Sistem pembiayaan dengan mekanisme yang baru memang berevolusi, tetapi misinya tak pernah memihak kepada masyarakat. Bermula dari sistem pembayaran Sumbangan Pengembangan Pendidikan (SPP) dengan besaran biaya yang dipukul rata setiap mahasiswa. Kemudian pada tahun 2013/2014 berubah menjadi sistem Uang Kuliah Tunggal (UKT).
UKT merupakan model pembayaran dengan klasifikasi yang disesuaikan dengan kemampuan ekonomi atau pendapatan orang tua. Namun, hingga saat ini sistem pembayaran tersebut masih tidak mampu membobol pintu gerbang kemerdekaan pendidikan. Jeritan terkait mahalnya pembiayaan masih sering kita dengar dari sudut fakultas. Dengan itu, cita-cita mulia subsidi silang dari sistem UKT ini dapat disimpulkan masih mengalami kecacatan.
Kampus saya tercinta ini, UIN Sunan Kalijaga yang memiliki slogan kebesaran “Uin Suka Untuk Bangsa, Uin Suka Mendunia” seharusnya dapat diterapkan secara konseptual maupun aktual. Salah satu bentuk penerapannya dengan sistem biaya kuliah yang lebih memihak kepada mahasiswa. Kan katanya untuk bangsa. Tapi, demonstrasi terkait hal tersebut malah rutin terlaksana di setiap semester.

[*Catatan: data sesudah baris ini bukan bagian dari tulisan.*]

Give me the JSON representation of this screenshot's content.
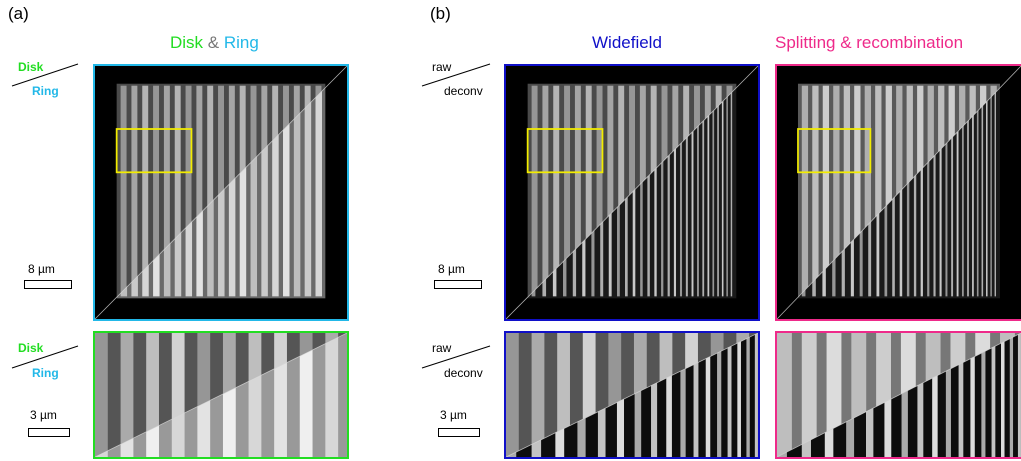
{
  "panels": {
    "a": {
      "letter": "(a)",
      "title_part1": "Disk",
      "title_amp": " & ",
      "title_part2": "Ring",
      "top_label": "Disk",
      "bottom_label": "Ring",
      "scale_top": "8 µm",
      "scale_bottom": "3 µm"
    },
    "b": {
      "letter": "(b)",
      "title_widefield": "Widefield",
      "title_splitting": "Splitting & recombination",
      "top_label": "raw",
      "bottom_label": "deconv",
      "scale_top": "8 µm",
      "scale_bottom": "3 µm"
    }
  },
  "colors": {
    "disk_green": "#22dd22",
    "ring_cyan": "#22b8e8",
    "amp_gray": "#777777",
    "widefield_blue": "#1010c8",
    "splitting_pink": "#ee2a8a",
    "roi_yellow": "#f2ec00"
  }
}
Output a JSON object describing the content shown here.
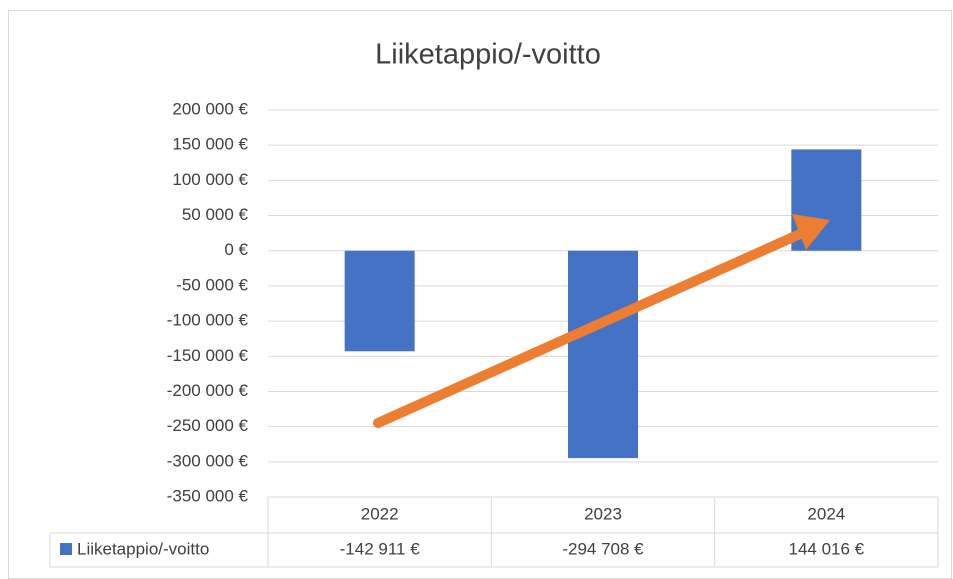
{
  "chart_data": {
    "type": "bar",
    "title": "Liiketappio/-voitto",
    "categories": [
      "2022",
      "2023",
      "2024"
    ],
    "series": [
      {
        "name": "Liiketappio/-voitto",
        "color": "#4472c4",
        "values": [
          -142911,
          -294708,
          144016
        ],
        "value_labels": [
          "-142 911 €",
          "-294 708 €",
          "144 016 €"
        ]
      }
    ],
    "ylim": [
      -350000,
      200000
    ],
    "yticks": [
      {
        "value": -350000,
        "label": "-350 000 €"
      },
      {
        "value": -300000,
        "label": "-300 000 €"
      },
      {
        "value": -250000,
        "label": "-250 000 €"
      },
      {
        "value": -200000,
        "label": "-200 000 €"
      },
      {
        "value": -150000,
        "label": "-150 000 €"
      },
      {
        "value": -100000,
        "label": "-100 000 €"
      },
      {
        "value": -50000,
        "label": "-50 000 €"
      },
      {
        "value": 0,
        "label": "0 €"
      },
      {
        "value": 50000,
        "label": "50 000 €"
      },
      {
        "value": 100000,
        "label": "100 000 €"
      },
      {
        "value": 150000,
        "label": "150 000 €"
      },
      {
        "value": 200000,
        "label": "200 000 €"
      }
    ],
    "grid": true,
    "data_table": true
  }
}
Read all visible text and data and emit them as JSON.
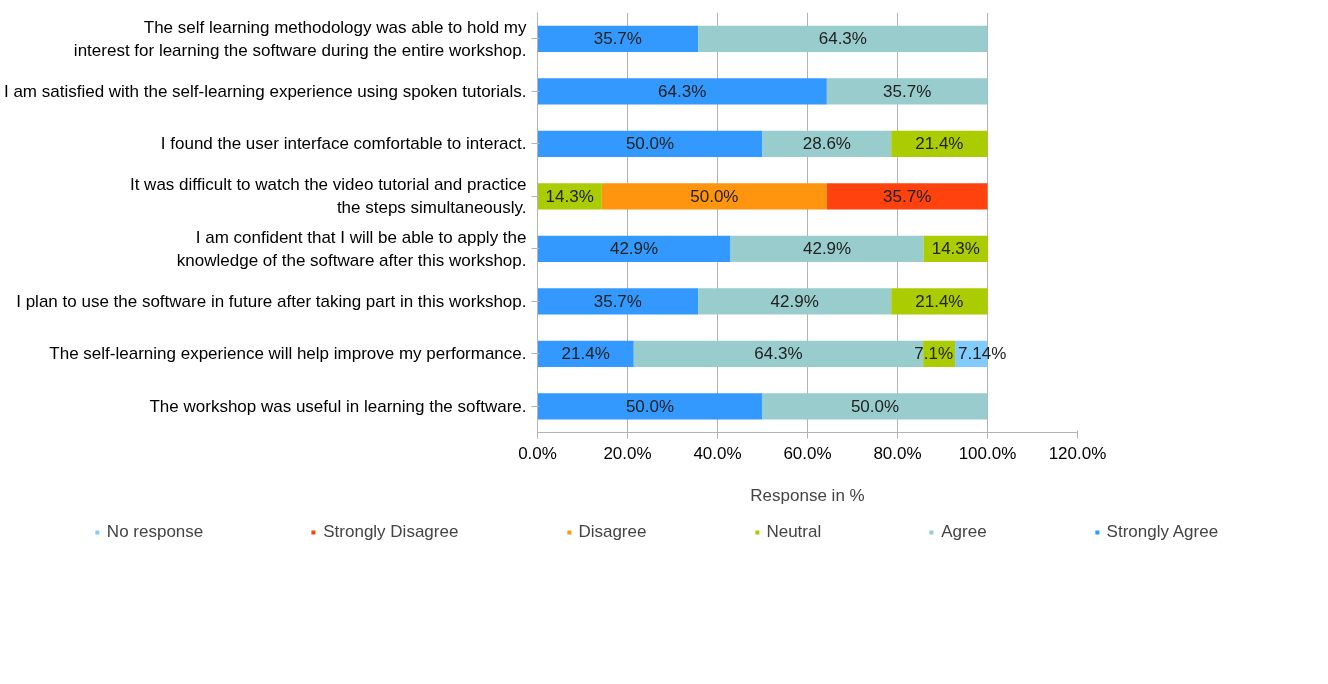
{
  "chart_data": {
    "type": "bar",
    "orientation": "horizontal",
    "stacked": true,
    "categories": [
      "The self learning methodology was able to hold my\ninterest for learning the software during the entire workshop.",
      "I am satisfied with the self-learning experience using spoken tutorials.",
      "I found the user interface comfortable to interact.",
      "It was difficult to watch the video tutorial and practice\nthe steps simultaneously.",
      "I am confident that I will be able to apply the\nknowledge of the software after this workshop.",
      "I plan to use the software in future after taking part in this workshop.",
      "The self-learning experience will help improve my performance.",
      "The workshop was useful in learning the software."
    ],
    "series": [
      {
        "name": "Strongly Agree",
        "color": "#3399ff",
        "values": [
          35.7,
          64.3,
          50.0,
          null,
          42.9,
          35.7,
          21.4,
          50.0
        ],
        "value_labels": [
          "35.7%",
          "64.3%",
          "50.0%",
          null,
          "42.9%",
          "35.7%",
          "21.4%",
          "50.0%"
        ]
      },
      {
        "name": "Agree",
        "color": "#99cccc",
        "values": [
          64.3,
          35.7,
          28.6,
          null,
          42.9,
          42.9,
          64.3,
          50.0
        ],
        "value_labels": [
          "64.3%",
          "35.7%",
          "28.6%",
          null,
          "42.9%",
          "42.9%",
          "64.3%",
          "50.0%"
        ]
      },
      {
        "name": "Neutral",
        "color": "#aacc00",
        "values": [
          null,
          null,
          21.4,
          14.3,
          14.3,
          21.4,
          7.1,
          null
        ],
        "value_labels": [
          null,
          null,
          "21.4%",
          "14.3%",
          "14.3%",
          "21.4%",
          "7.1%",
          null
        ]
      },
      {
        "name": "Disagree",
        "color": "#ff950e",
        "values": [
          null,
          null,
          null,
          50.0,
          null,
          null,
          null,
          null
        ],
        "value_labels": [
          null,
          null,
          null,
          "50.0%",
          null,
          null,
          null,
          null
        ]
      },
      {
        "name": "Strongly Disagree",
        "color": "#ff420e",
        "values": [
          null,
          null,
          null,
          35.7,
          null,
          null,
          null,
          null
        ],
        "value_labels": [
          null,
          null,
          null,
          "35.7%",
          null,
          null,
          null,
          null
        ]
      },
      {
        "name": "No response",
        "color": "#83caff",
        "values": [
          null,
          null,
          null,
          null,
          null,
          null,
          7.14,
          null
        ],
        "value_labels": [
          null,
          null,
          null,
          null,
          null,
          null,
          "7.14%",
          null
        ]
      }
    ],
    "xlim": [
      0,
      120
    ],
    "xticks": [
      {
        "value": 0,
        "label": "0.0%"
      },
      {
        "value": 20,
        "label": "20.0%"
      },
      {
        "value": 40,
        "label": "40.0%"
      },
      {
        "value": 60,
        "label": "60.0%"
      },
      {
        "value": 80,
        "label": "80.0%"
      },
      {
        "value": 100,
        "label": "100.0%"
      },
      {
        "value": 120,
        "label": "120.0%"
      }
    ],
    "xlabel": "Response in %",
    "grid": "x",
    "legend": "bottom"
  }
}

Belum habis pembahasan terkait pembiayaan yang mahal, kampus rakyat ini melakukan taktik baru sebagai upaya jalan keluar dalam sitem pembayaran UKT, yaitu bergandengan tangan dengan Dana Cita. Dikutip dari kumparan.com, pada 21 April 2022 lalu UIN Sunan Kalijaga melakukan penandatanganan MoU kerja sama dengan Dana (PT. Inclusive Finance Group) yang ditandatangani langsung oleh Rektor UIN Sunan kalijaga, Prof. Al Makin, dan Direktur Utama PT. Dana Cita, Alfonsus Dwianto Wibowo.
Dana Cita merupakan perusahan yang membawa cita-cita mulia. Yaitu, membangun masa depan generasi muda Asia Tenggara dengan menghadirkan pembiayaan pendidikan terjangkau bagi para pelajar dan tenaga profesional. Namun, apakah secara prakteknya benar demikian? Mari lanjutkan membaca analisis yang tidak seberapa ini.
Dalam perjanjian ini, kedua belah pihak menyepakati adanya penyediaan dana dari Dana Cita dengan perjanjian akad kredit. Biaya yang cair dapat digunakan untuk keperluan pelaksanaan pendidikan termasuk pembiayaan untuk pendidikan dan pemberdayaan sumber daya manusia.
Logika kerjasama tentunya saling menguntungkan antara pihak A dan pihak B. Bila kita amati, kampus tentunya menginginkan kontinuitas pembiayaan untuk melaksanakan agenda pendidikan baik untuk pembangunan, revitalisasi, pembiayaan dll yang berkaitan dengan kampus. Pihak B tentunya menginginkan surplus dari adanya kerjasama tersebut.
Dilihat dari hasil presentasi oleh pihak Dana Cita di Fakultas Usuludin dan Pemikiran Islam pada 11 Juni 2022 lalu, sistem kredit akan dilakukan dengan syarat pihak yang mengajukan berstatus sebagai mahasiswa aktif dan turut menyertakan nominal pendapatan orang tua.
Proses pengajuan dilakukan dengan mekanisme langsung kepada pihak Dana Cita tanpa melalui perantara kampus. Uang yang dipinjam pun langsung masuk ke rekening kampus tanpa melewati rekening penimjam. Secara tidak langsung dapat kita pahami uang yang dipinjam tentu akan sama besarnya dengan nominal UKT sang peminjam.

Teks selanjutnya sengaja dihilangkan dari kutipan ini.